Massachusetts Energy Bill Emerges from Senate Committee on Ways and Means

windmill-640x426-1Last Friday, the Senate Committee on Ways and Means released its version of the energy bill that passed the House earlier this month. Whereas the House bill would require distribution companies to procure 1,200 MW of offshore wind power by 2027 and 9,450,000 MWH of hydroelectric power by 2022, the Senate’s version would require 2,000 MW of offshore wind by 2030 and 12,450,000 MWH of “clean energy generation” by 2018. Importantly, the Senate defines “clean energy generation” more broadly to permit new Class I renewable portfolio standard (RPS) resources to alone qualify for long term contracts. The House bill requires that any Class I resources be firmed with hydroelectric power.

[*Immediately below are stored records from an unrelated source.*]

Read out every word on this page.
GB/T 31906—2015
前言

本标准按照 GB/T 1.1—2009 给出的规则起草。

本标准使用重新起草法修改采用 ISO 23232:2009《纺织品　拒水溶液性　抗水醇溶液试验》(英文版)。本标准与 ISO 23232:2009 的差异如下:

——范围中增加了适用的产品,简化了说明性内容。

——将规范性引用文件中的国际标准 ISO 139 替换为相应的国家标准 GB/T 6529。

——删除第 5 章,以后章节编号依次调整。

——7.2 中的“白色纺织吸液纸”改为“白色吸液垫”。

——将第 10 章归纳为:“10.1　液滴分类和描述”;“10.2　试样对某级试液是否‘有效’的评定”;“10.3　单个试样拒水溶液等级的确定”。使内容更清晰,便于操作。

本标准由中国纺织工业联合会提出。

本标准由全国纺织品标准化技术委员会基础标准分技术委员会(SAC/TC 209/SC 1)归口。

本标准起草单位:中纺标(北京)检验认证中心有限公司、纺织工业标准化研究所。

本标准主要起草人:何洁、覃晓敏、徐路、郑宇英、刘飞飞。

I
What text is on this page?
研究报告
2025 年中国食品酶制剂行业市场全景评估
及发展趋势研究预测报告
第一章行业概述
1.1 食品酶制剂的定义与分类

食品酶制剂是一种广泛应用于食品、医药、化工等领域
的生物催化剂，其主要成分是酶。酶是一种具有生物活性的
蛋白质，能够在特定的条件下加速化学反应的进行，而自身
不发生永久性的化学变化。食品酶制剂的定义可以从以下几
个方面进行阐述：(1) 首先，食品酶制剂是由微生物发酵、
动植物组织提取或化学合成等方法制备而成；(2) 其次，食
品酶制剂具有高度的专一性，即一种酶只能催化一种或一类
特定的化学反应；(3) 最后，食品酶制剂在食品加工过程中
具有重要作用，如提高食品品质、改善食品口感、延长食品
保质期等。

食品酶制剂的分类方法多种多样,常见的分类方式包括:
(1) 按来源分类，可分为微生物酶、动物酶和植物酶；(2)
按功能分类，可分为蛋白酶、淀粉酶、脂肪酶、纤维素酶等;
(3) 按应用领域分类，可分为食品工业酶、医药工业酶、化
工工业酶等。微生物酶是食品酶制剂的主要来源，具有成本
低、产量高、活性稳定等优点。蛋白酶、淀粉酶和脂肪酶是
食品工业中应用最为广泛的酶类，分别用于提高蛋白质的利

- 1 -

Overall, the Senate’s legislation is much broader in scope than the House analog, which largely focused on offshore wind and large-scale hydro. Some proposed differences are as follows:

  • The Senate version drops the controversial “remuneration” charge included in the House bill, which would allow distribution companies to recover up to 2.75 percent of the annual costs associated with the required procurements.
  • The Senate’s bill would double from one to two percent the amount of renewable energy utilities must purchase under the RPS for compliance years after 2016.
  • The Senate’s bill directs the Department of Public Utilities (DPU) to promulgate regulations requiring transmission costs to be included into bid proposals. The House’s version had merely permitted their inclusion.
  • The DPU regulations would also allow long-term contracts for clean energy generation resources to be paired with energy storage systems.
  • The Department of Energy Resources (DOER) and DPU would be permitted to require a bond or other form of security to ensure compliance with the procurement requirements.
  • Unlike the House bill, the Senate’s draft would not limit offshore wind eligibility to only those projects completed in federal lease areas.
  • In addition, the bill tasks DOER with determining whether to establish procurement targets for energy storage resources. DOER would need to adopt appropriate targets by July 1, 2017, and the targets would need to be met by January 1, 2020. The bill would permit utilities to own storage projects. The bill would also permit the use of efficiency funds or alternative compliance payments to fund storage projects if the projects provide peak load electric or gas reductions.
  • DOER would be required to adopt an energy rating system for residential dwellings. A home’s rating, along with its energy audit reports, would be disclosed prior to a sale.
  • The bill would also establish a renewable energy finance task force to “research and identify gaps in renewable energy infrastructure financing and . . . develop a plan to reduce those gaps.” The task force would need to submit this plan to the legislature by January 1, 2017.
  • The bill would mandate that DOER conduct a study on grid modernization by October 1, 2017.
  • The Senate’s draft does not contain the property-assessed clean energy (PACE) financing provisions that were present in the House bill.

The Senate is scheduled to debate the bill on Thursday. If it passes, both chambers will need to reach a consensus on the legislation before the end of the formal legislative session on July 31.